Bipolar Junction Transistor (BJT)

Bipolar Junction Transistor (BJT)

A bipolar junction transistor (BJT) is a type of transistor in which both electrons and electron holes serve as charge carriers. In contrast, a unipolar transistor, such as a field-effect transistor (FET), employs only one type of charge carrier. It is a type of transistor made up of three semiconductor regions: the emitter, base, and collector.

A bipolar transistor uses a small current injected at one of its terminals to control a much greater current flowing between the terminals, allowing the device to be used for amplification or switching. BJTs are fundamental building blocks of electrical devices that are widely employed in amplification and switching applications.


BJTs can be classified into two types: NPN and PNP. The emitter in an NPN transistor is constructed of N-type semiconductor material, while the base is made of P-type material and the collector is composed of N-type material. Doping polarities are inverted in PNP transistors.

BJTs make use of two p-n junctions between two semiconductor kinds, n-type and p-type, which are areas within a single crystal. The junctions can be formed in a variety of ways, including adjusting the doping of the semiconductor material as it grows, depositing metal pellets to generate alloy junctions, or diffusing n-type and p-type doping chemicals into the crystal.


BJTs are distinguished by their three-terminal operation. Current flows between the emitter and collector terminals, which is regulated by the current or voltage provided to the base terminal. The amount of current flowing between the emitter and collector is usually significantly more than the current going into the base terminal, making the BJT an amplifying device.

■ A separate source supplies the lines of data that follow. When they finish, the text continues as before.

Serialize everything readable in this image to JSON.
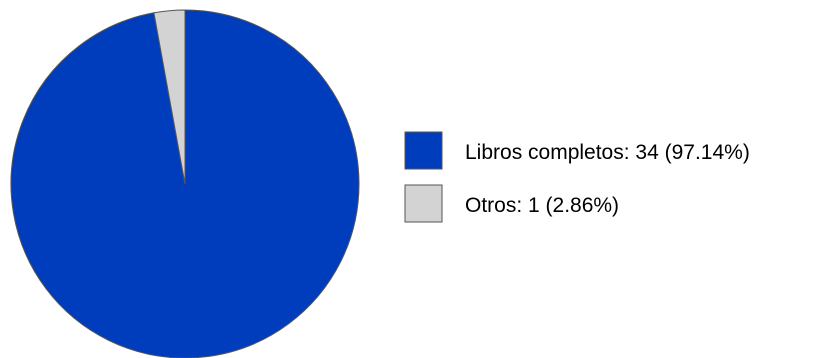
{
  "chart_data": {
    "type": "pie",
    "slices": [
      {
        "label": "Libros completos",
        "value": 34,
        "percent": 97.14,
        "color": "#003dbd",
        "legend_text": "Libros completos: 34 (97.14%)"
      },
      {
        "label": "Otros",
        "value": 1,
        "percent": 2.86,
        "color": "#d3d3d3",
        "legend_text": "Otros: 1 (2.86%)"
      }
    ],
    "start_angle_deg": 0,
    "direction": "clockwise",
    "legend_position": "right",
    "slice_border_color": "#555555"
  }
}
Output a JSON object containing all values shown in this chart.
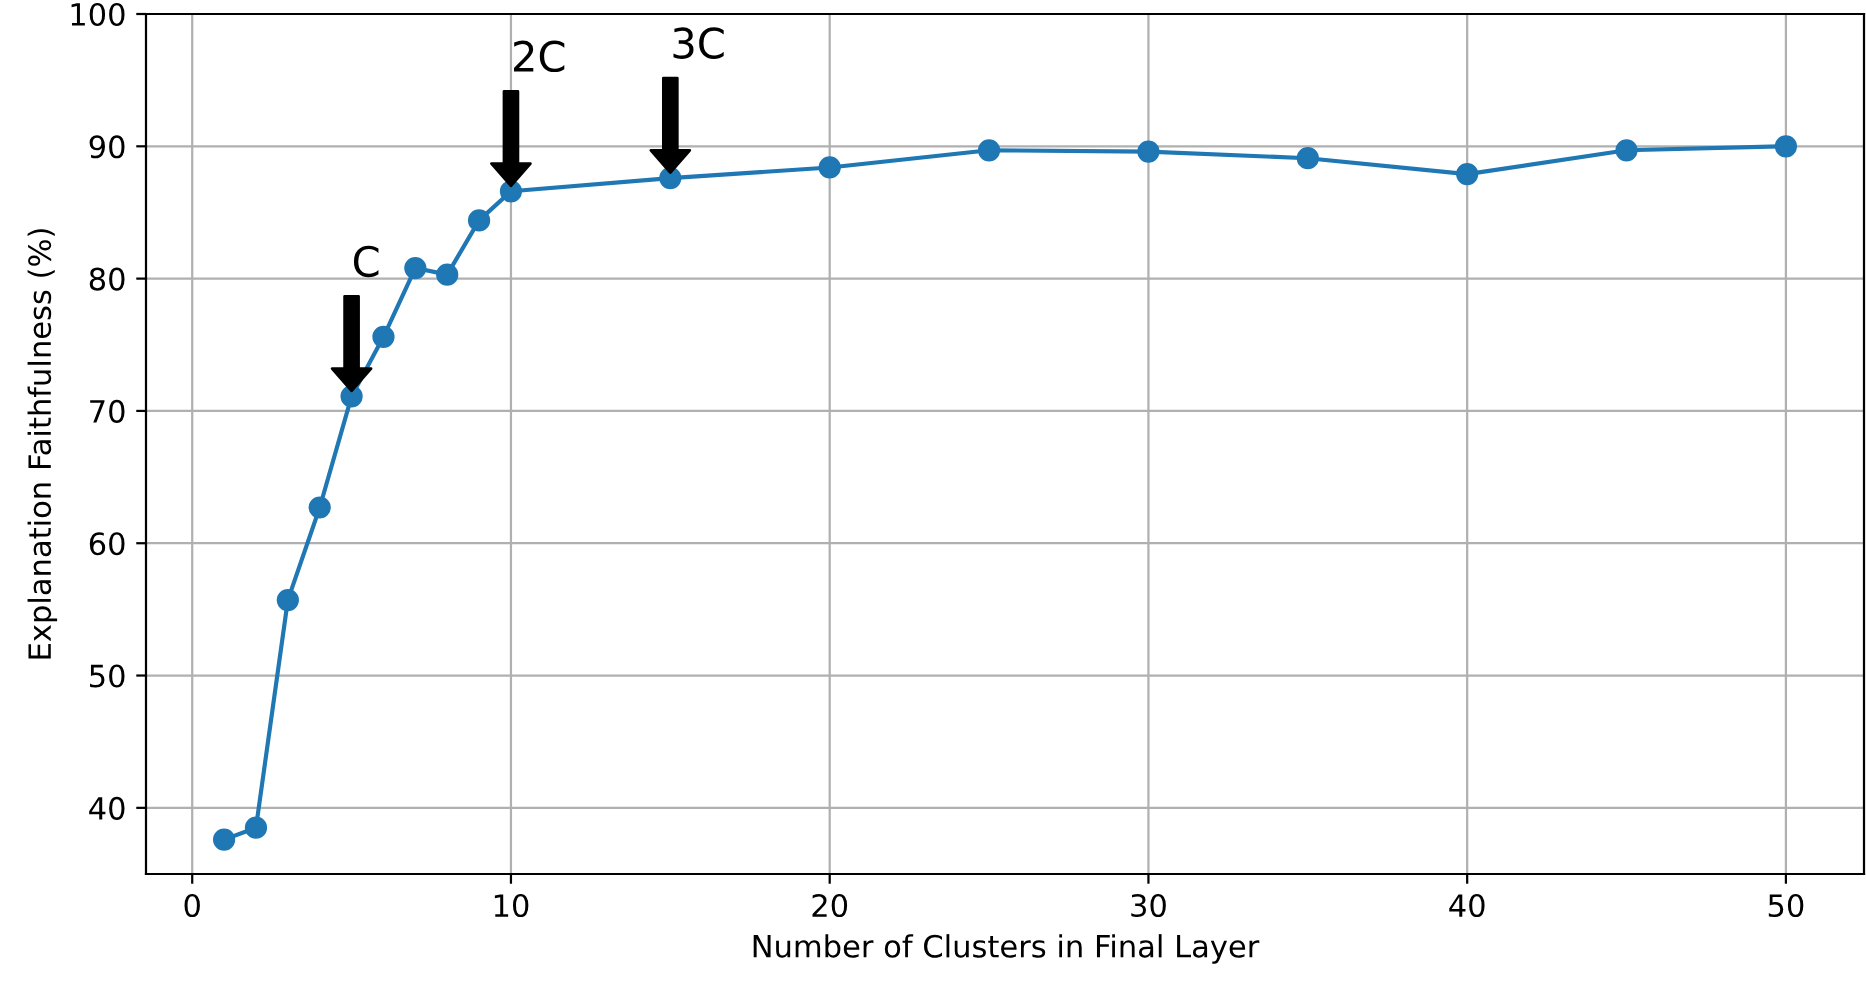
{
  "chart_data": {
    "type": "line",
    "xlabel": "Number of Clusters in Final Layer",
    "ylabel": "Explanation Faithfulness (%)",
    "x": [
      1,
      2,
      3,
      4,
      5,
      6,
      7,
      8,
      9,
      10,
      15,
      20,
      25,
      30,
      35,
      40,
      45,
      50
    ],
    "series": [
      {
        "color": "#1f77b4",
        "values": [
          37.6,
          38.5,
          55.7,
          62.7,
          71.1,
          75.6,
          80.8,
          80.3,
          84.4,
          86.6,
          87.6,
          88.4,
          89.7,
          89.6,
          89.1,
          87.9,
          89.7,
          90.0
        ]
      }
    ],
    "xlim": [
      -1.45,
      52.45
    ],
    "xticks": [
      0,
      10,
      20,
      30,
      40,
      50
    ],
    "ylim": [
      35,
      100
    ],
    "yticks": [
      40,
      50,
      60,
      70,
      80,
      90,
      100
    ],
    "grid": true,
    "marker": "circle",
    "line_style": "solid",
    "annotations": [
      {
        "text": "C",
        "x": 5,
        "y": 71.1
      },
      {
        "text": "2C",
        "x": 10,
        "y": 86.6
      },
      {
        "text": "3C",
        "x": 15,
        "y": 87.6
      }
    ]
  }
}
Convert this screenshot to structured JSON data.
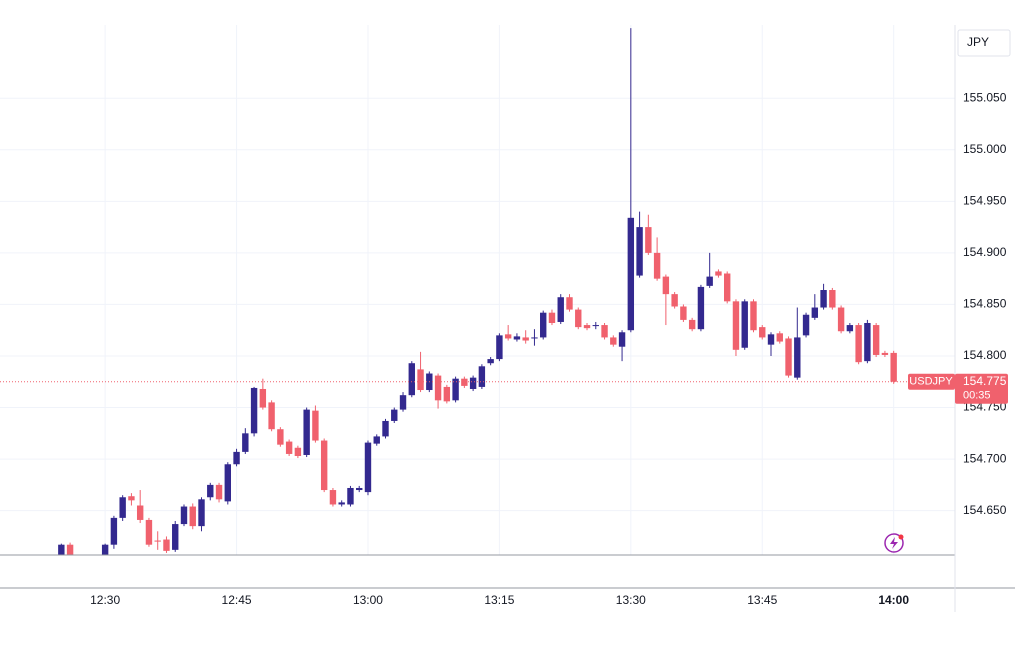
{
  "chart_data": {
    "type": "candlestick",
    "symbol": "USDJPY",
    "currency": "JPY",
    "up_color": "#33298f",
    "down_color": "#f0616d",
    "grid": true,
    "xlim": [
      "12:18",
      "14:07"
    ],
    "ylim": [
      154.607,
      155.121
    ],
    "yticks": [
      {
        "value": 154.65,
        "label": "154.650"
      },
      {
        "value": 154.7,
        "label": "154.700"
      },
      {
        "value": 154.75,
        "label": "154.750"
      },
      {
        "value": 154.8,
        "label": "154.800"
      },
      {
        "value": 154.85,
        "label": "154.850"
      },
      {
        "value": 154.9,
        "label": "154.900"
      },
      {
        "value": 154.95,
        "label": "154.950"
      },
      {
        "value": 155.0,
        "label": "155.000"
      },
      {
        "value": 155.05,
        "label": "155.050"
      }
    ],
    "xticks": [
      "12:30",
      "12:45",
      "13:00",
      "13:15",
      "13:30",
      "13:45",
      "14:00"
    ],
    "last_price": {
      "value": 154.775,
      "label": "154.775"
    },
    "countdown": "00:35",
    "x": [
      "12:25",
      "12:26",
      "12:30",
      "12:31",
      "12:32",
      "12:33",
      "12:34",
      "12:35",
      "12:36",
      "12:37",
      "12:38",
      "12:39",
      "12:40",
      "12:41",
      "12:42",
      "12:43",
      "12:44",
      "12:45",
      "12:46",
      "12:47",
      "12:48",
      "12:49",
      "12:50",
      "12:51",
      "12:52",
      "12:53",
      "12:54",
      "12:55",
      "12:56",
      "12:57",
      "12:58",
      "12:59",
      "13:00",
      "13:01",
      "13:02",
      "13:03",
      "13:04",
      "13:05",
      "13:06",
      "13:07",
      "13:08",
      "13:09",
      "13:10",
      "13:11",
      "13:12",
      "13:13",
      "13:14",
      "13:15",
      "13:16",
      "13:17",
      "13:18",
      "13:19",
      "13:20",
      "13:21",
      "13:22",
      "13:23",
      "13:24",
      "13:25",
      "13:26",
      "13:27",
      "13:28",
      "13:29",
      "13:30",
      "13:31",
      "13:32",
      "13:33",
      "13:34",
      "13:35",
      "13:36",
      "13:37",
      "13:38",
      "13:39",
      "13:40",
      "13:41",
      "13:42",
      "13:43",
      "13:44",
      "13:45",
      "13:46",
      "13:47",
      "13:48",
      "13:49",
      "13:50",
      "13:51",
      "13:52",
      "13:53",
      "13:54",
      "13:55",
      "13:56",
      "13:57",
      "13:58",
      "13:59",
      "14:00"
    ],
    "open": [
      154.605,
      154.617,
      154.605,
      154.617,
      154.643,
      154.664,
      154.655,
      154.641,
      154.621,
      154.622,
      154.612,
      154.637,
      154.654,
      154.635,
      154.663,
      154.675,
      154.659,
      154.695,
      154.707,
      154.725,
      154.768,
      154.755,
      154.729,
      154.717,
      154.711,
      154.704,
      154.747,
      154.718,
      154.67,
      154.656,
      154.656,
      154.67,
      154.668,
      154.715,
      154.722,
      154.737,
      154.748,
      154.762,
      154.787,
      154.767,
      154.781,
      154.77,
      154.757,
      154.778,
      154.768,
      154.77,
      154.793,
      154.797,
      154.821,
      154.816,
      154.818,
      154.817,
      154.818,
      154.842,
      154.833,
      154.857,
      154.845,
      154.83,
      154.829,
      154.83,
      154.818,
      154.809,
      154.825,
      154.878,
      154.925,
      154.9,
      154.877,
      154.86,
      154.848,
      154.835,
      154.826,
      154.868,
      154.882,
      154.88,
      154.853,
      154.808,
      154.853,
      154.828,
      154.811,
      154.822,
      154.817,
      154.779,
      154.82,
      154.837,
      154.847,
      154.864,
      154.847,
      154.824,
      154.83,
      154.795,
      154.83,
      154.803,
      154.803
    ],
    "high": [
      154.618,
      154.619,
      154.618,
      154.645,
      154.665,
      154.667,
      154.67,
      154.643,
      154.63,
      154.625,
      154.64,
      154.656,
      154.657,
      154.663,
      154.677,
      154.677,
      154.697,
      154.71,
      154.73,
      154.77,
      154.778,
      154.757,
      154.731,
      154.719,
      154.713,
      154.75,
      154.752,
      154.72,
      154.672,
      154.66,
      154.674,
      154.674,
      154.718,
      154.724,
      154.739,
      154.75,
      154.765,
      154.795,
      154.804,
      154.785,
      154.783,
      154.772,
      154.78,
      154.78,
      154.781,
      154.792,
      154.799,
      154.822,
      154.83,
      154.822,
      154.825,
      154.826,
      154.844,
      154.845,
      154.86,
      154.86,
      154.847,
      154.832,
      154.833,
      154.832,
      154.82,
      154.825,
      155.118,
      154.94,
      154.937,
      154.915,
      154.879,
      154.862,
      154.85,
      154.837,
      154.869,
      154.9,
      154.884,
      154.882,
      154.855,
      154.855,
      154.855,
      154.83,
      154.823,
      154.824,
      154.819,
      154.847,
      154.842,
      154.86,
      154.87,
      154.866,
      154.849,
      154.832,
      154.832,
      154.835,
      154.832,
      154.805,
      154.805
    ],
    "low": [
      154.6,
      154.6,
      154.6,
      154.613,
      154.64,
      154.655,
      154.638,
      154.615,
      154.612,
      154.609,
      154.61,
      154.635,
      154.632,
      154.63,
      154.66,
      154.658,
      154.656,
      154.693,
      154.705,
      154.722,
      154.748,
      154.727,
      154.712,
      154.703,
      154.701,
      154.702,
      154.716,
      154.668,
      154.654,
      154.654,
      154.654,
      154.668,
      154.665,
      154.713,
      154.72,
      154.735,
      154.746,
      154.76,
      154.765,
      154.765,
      154.749,
      154.754,
      154.755,
      154.769,
      154.766,
      154.768,
      154.791,
      154.795,
      154.815,
      154.814,
      154.812,
      154.81,
      154.816,
      154.83,
      154.831,
      154.843,
      154.826,
      154.825,
      154.826,
      154.816,
      154.809,
      154.795,
      154.823,
      154.876,
      154.898,
      154.873,
      154.83,
      154.846,
      154.833,
      154.824,
      154.824,
      154.866,
      154.876,
      154.851,
      154.8,
      154.806,
      154.823,
      154.816,
      154.8,
      154.812,
      154.779,
      154.777,
      154.818,
      154.835,
      154.845,
      154.845,
      154.822,
      154.822,
      154.792,
      154.793,
      154.799,
      154.799,
      154.773
    ],
    "close": [
      154.617,
      154.605,
      154.617,
      154.643,
      154.663,
      154.66,
      154.641,
      154.617,
      154.62,
      154.611,
      154.637,
      154.654,
      154.635,
      154.661,
      154.675,
      154.661,
      154.695,
      154.707,
      154.725,
      154.769,
      154.75,
      154.729,
      154.714,
      154.705,
      154.703,
      154.748,
      154.718,
      154.67,
      154.656,
      154.658,
      154.672,
      154.672,
      154.716,
      154.722,
      154.737,
      154.748,
      154.762,
      154.793,
      154.767,
      154.783,
      154.757,
      154.756,
      154.778,
      154.771,
      154.779,
      154.79,
      154.797,
      154.82,
      154.817,
      154.819,
      154.815,
      154.818,
      154.842,
      154.832,
      154.857,
      154.845,
      154.828,
      154.827,
      154.83,
      154.818,
      154.811,
      154.823,
      154.934,
      154.925,
      154.9,
      154.875,
      154.86,
      154.848,
      154.835,
      154.826,
      154.867,
      154.877,
      154.878,
      154.853,
      154.806,
      154.853,
      154.825,
      154.818,
      154.821,
      154.814,
      154.781,
      154.818,
      154.84,
      154.847,
      154.864,
      154.847,
      154.824,
      154.83,
      154.794,
      154.832,
      154.801,
      154.801,
      154.775
    ]
  }
}
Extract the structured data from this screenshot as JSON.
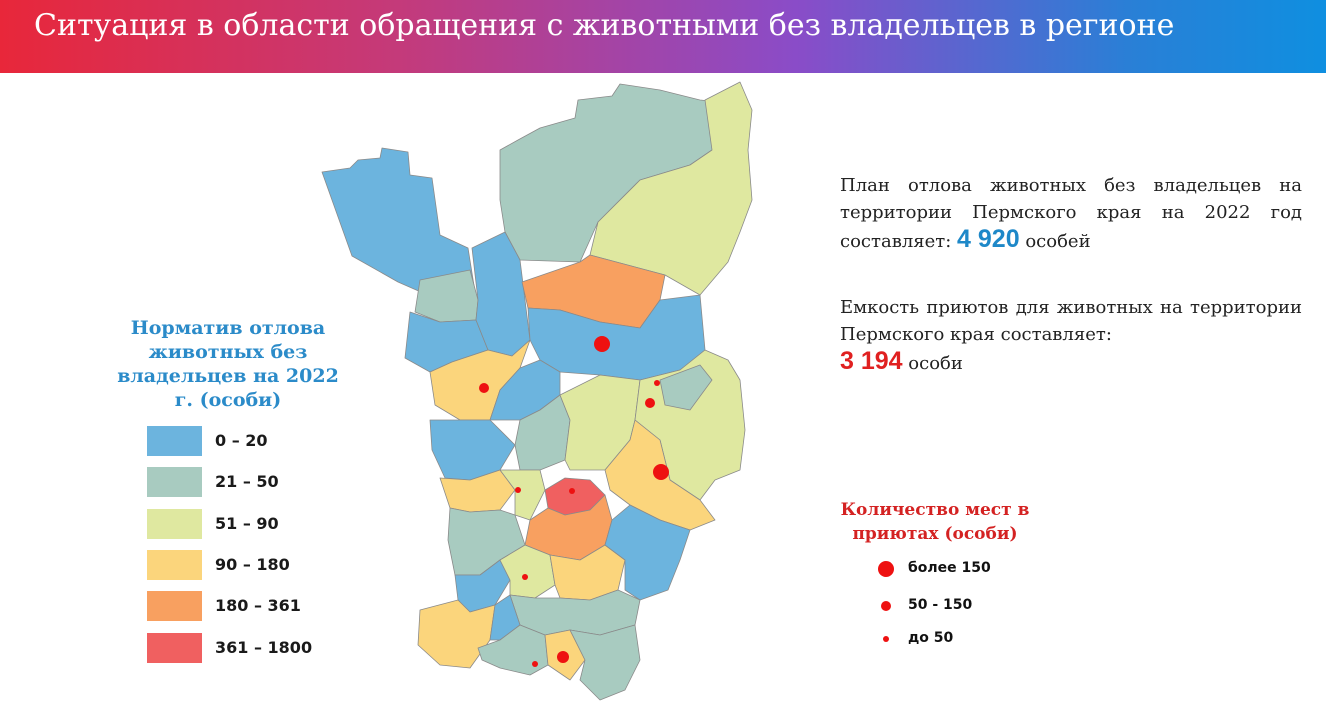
{
  "header": {
    "title": "Ситуация в области обращения с животными без владельцев в регионе"
  },
  "legend": {
    "title": "Норматив отлова животных без владельцев  на 2022 г. (особи)",
    "items": [
      {
        "label": "0 – 20",
        "color": "#6cb4de"
      },
      {
        "label": "21 – 50",
        "color": "#a8cbc0"
      },
      {
        "label": "51 – 90",
        "color": "#dfe8a0"
      },
      {
        "label": "90 – 180",
        "color": "#fbd57c"
      },
      {
        "label": "180 – 361",
        "color": "#f8a060"
      },
      {
        "label": "361 – 1800",
        "color": "#f06060"
      }
    ]
  },
  "plan": {
    "text": "План отлова животных без владельцев на территории Пермского края на 2022 год составляет:",
    "value": "4 920",
    "unit": "особей"
  },
  "capacity": {
    "text": "Емкость приютов для животных на территории Пермского края составляет:",
    "value": "3 194",
    "unit": "особи"
  },
  "shelters": {
    "title": "Количество мест в приютах (особи)",
    "items": [
      {
        "label": "более 150"
      },
      {
        "label": "50 - 150"
      },
      {
        "label": "до 50"
      }
    ]
  },
  "colors": {
    "dot": "#ee1111",
    "value_blue": "#1e88c8",
    "value_red": "#e02020"
  }
}
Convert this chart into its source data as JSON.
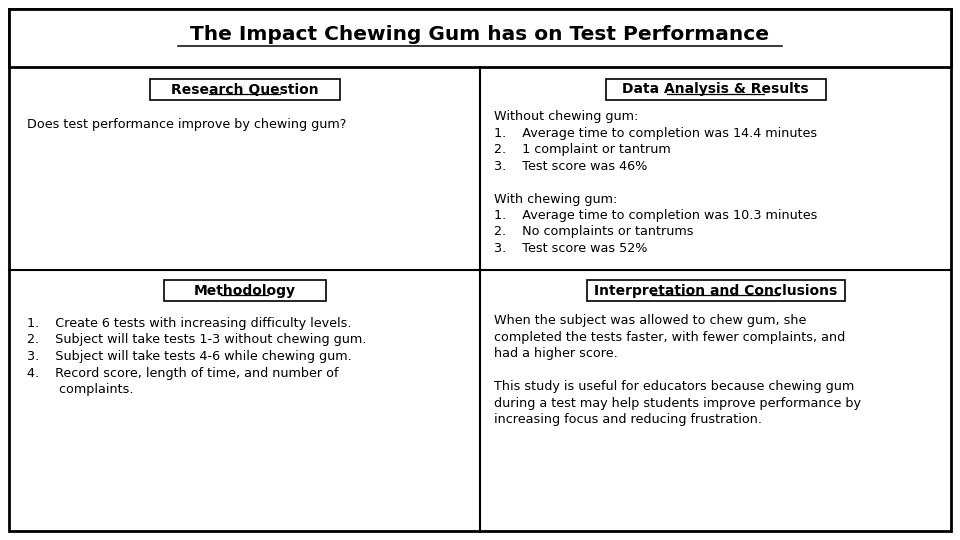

The better predictability and performance of junction transistors quickly replaced the original point-contact transistor. Diffused transistors, along with other components, are part of integrated circuits that perform analog and digital tasks. Hundreds of bipolar junction transistors can be manufactured in a single circuit at a very low cost.


BJTs can be used in various applications including amplifiers, switches, oscillators, and voltage regulators. However, they have some drawbacks compared to other transistor types, such as MOSFETs, including higher power consumption and lower switching speeds. Nonetheless, they remain important components in many electronic circuits due to their simplicity and versatility.